The ship is named after the Jesuit priest Juan Ignacio Molina and Gonzalez (1740-1820), considered the first Chilean scientist whose work achieved remarkable recognition in the scientific community at that time and to this day, especially with the description of 172 species of flora and fauna of our country, including marine species.

Biological Laboratory

Workstation where Biological Sampling of species take place. Implemented with Marine Scales, Digital fish scale rulers and the adequate infrastructure to carry out such activity.

Dry Lab

Data collection and processing station for the running cruise, with 5 top of the line computer modules. (Roseta, Seanose and Biological Process data).

Wet Lab

Oceanography Workstation (Oxygen and Chlorophyll) and Plankton (setting of samples). It also has a horizontal profiler SEANOSE, consisting of: Fluorometer, Dissolved Carbon Reader, Gap Sensor, a thermosalinometer (temperature and conductivity) and Oxygen Sensor. This equipment provides real time information which is later received in dry lab monitors.

Acoustic Laboratory

Workstation equipped with scientific echosounder Simrad EK 60, next generation model, equal to the ones used in vessels from developed countries and that allows for the evaluation studies of Chile´s main marine resources. Furthermore, this lab counts with 1 server and 3-next gen computer modules.

Rosetta

Underwater unit used to obtain oceanographic variables (pressure, conductivity, temperature, salinity, dissolved oxygen, fluorescence) in real time, transmitted by a conductive probe that allows sampling of up to 5,000 meters of water depth, operated directly from the dry lab.

The system includes

CTD SBE 9 plus from Sea-Bird electronics, main instrument for oceanographic research chosen by major institutions worldwide.

Auxiliary Sensors

SBE 11plus V2 deck unit. (Real time)

An electro-mechanical Seacable (single or multi-conductor)

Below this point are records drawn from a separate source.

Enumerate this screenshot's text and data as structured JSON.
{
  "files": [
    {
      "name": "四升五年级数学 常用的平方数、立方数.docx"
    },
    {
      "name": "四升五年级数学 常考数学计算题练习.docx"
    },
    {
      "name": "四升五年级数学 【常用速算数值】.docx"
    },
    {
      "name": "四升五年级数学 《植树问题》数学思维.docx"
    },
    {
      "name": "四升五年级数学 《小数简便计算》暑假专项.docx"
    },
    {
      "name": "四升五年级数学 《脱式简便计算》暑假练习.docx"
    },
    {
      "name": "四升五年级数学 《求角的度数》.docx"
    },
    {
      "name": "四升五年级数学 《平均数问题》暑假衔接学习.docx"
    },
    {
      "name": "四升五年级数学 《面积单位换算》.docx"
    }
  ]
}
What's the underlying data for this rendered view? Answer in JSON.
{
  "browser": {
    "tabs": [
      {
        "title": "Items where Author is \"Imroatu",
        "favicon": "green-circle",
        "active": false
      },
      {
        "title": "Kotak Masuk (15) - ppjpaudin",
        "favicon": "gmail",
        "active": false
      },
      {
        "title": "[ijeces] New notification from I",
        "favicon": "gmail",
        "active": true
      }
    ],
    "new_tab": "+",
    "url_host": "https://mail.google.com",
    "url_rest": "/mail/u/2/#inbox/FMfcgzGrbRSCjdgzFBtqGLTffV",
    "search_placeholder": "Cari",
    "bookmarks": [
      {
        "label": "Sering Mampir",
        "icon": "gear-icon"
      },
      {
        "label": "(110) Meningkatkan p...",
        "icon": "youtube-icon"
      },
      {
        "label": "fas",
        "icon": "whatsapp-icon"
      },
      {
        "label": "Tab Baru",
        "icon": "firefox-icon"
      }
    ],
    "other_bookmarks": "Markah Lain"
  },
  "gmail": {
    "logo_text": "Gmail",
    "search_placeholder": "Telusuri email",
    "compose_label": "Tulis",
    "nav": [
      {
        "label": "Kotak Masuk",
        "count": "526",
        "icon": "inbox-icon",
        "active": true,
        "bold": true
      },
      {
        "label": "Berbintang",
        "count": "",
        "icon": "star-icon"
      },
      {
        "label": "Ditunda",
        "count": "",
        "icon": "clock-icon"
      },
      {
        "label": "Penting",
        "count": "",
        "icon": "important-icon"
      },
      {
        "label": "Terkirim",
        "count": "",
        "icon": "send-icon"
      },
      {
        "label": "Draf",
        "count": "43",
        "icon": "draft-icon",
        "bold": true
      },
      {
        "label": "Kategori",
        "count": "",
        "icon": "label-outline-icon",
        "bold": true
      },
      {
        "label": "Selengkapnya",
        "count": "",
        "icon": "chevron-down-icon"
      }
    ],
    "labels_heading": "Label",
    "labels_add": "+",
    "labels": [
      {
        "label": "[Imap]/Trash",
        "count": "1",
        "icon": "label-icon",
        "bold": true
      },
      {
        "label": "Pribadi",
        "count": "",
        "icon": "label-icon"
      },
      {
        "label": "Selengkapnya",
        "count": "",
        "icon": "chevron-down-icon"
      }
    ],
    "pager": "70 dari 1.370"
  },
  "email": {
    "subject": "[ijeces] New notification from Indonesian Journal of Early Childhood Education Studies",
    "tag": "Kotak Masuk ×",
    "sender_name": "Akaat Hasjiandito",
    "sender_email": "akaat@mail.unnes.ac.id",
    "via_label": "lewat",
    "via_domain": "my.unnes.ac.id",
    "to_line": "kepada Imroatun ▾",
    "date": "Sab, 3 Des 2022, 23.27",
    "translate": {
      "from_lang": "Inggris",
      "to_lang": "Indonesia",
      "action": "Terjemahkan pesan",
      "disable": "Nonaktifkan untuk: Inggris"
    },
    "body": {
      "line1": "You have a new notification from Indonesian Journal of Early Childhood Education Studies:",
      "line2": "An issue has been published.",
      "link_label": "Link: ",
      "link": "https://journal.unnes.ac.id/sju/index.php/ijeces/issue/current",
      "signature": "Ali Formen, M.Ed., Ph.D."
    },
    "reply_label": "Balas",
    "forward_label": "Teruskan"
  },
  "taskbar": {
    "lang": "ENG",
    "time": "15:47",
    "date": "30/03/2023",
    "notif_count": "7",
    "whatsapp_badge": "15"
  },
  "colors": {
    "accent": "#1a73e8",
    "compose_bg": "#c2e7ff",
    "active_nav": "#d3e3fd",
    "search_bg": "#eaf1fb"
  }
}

SBE 32 water sample carousel with 12 five liter bottles.

An SBE 17plus. (Optional module for recording “in situ” and autonomous operation of the CTD and can be programmed by the user to activate the closure of the bottle, eliminating the need for a seacable conductive deck unity).

Fishing deck

Allows pelagic and polyvalent stern trawling with bottom and midwater trawls nets using otter boards. The system is operated by a winch swinger network, with electric hauling system with separate command from digital console, and electrical maneuvering rollers.

Oceanographic decks

Area where the Rosetta operation takes place, Bongo nets, stratified WP2, calvet, dredges and sediment traps. Manual bottling can be performed to obtain water samples.

The equipment is operated by two hydraulic Oceanographic winches with capacity for 5,000 meters of cable, one with electrical conductor cable (Rosetta).

It has a digital power block that provides speed information, cable input and output, tension and inclinometer.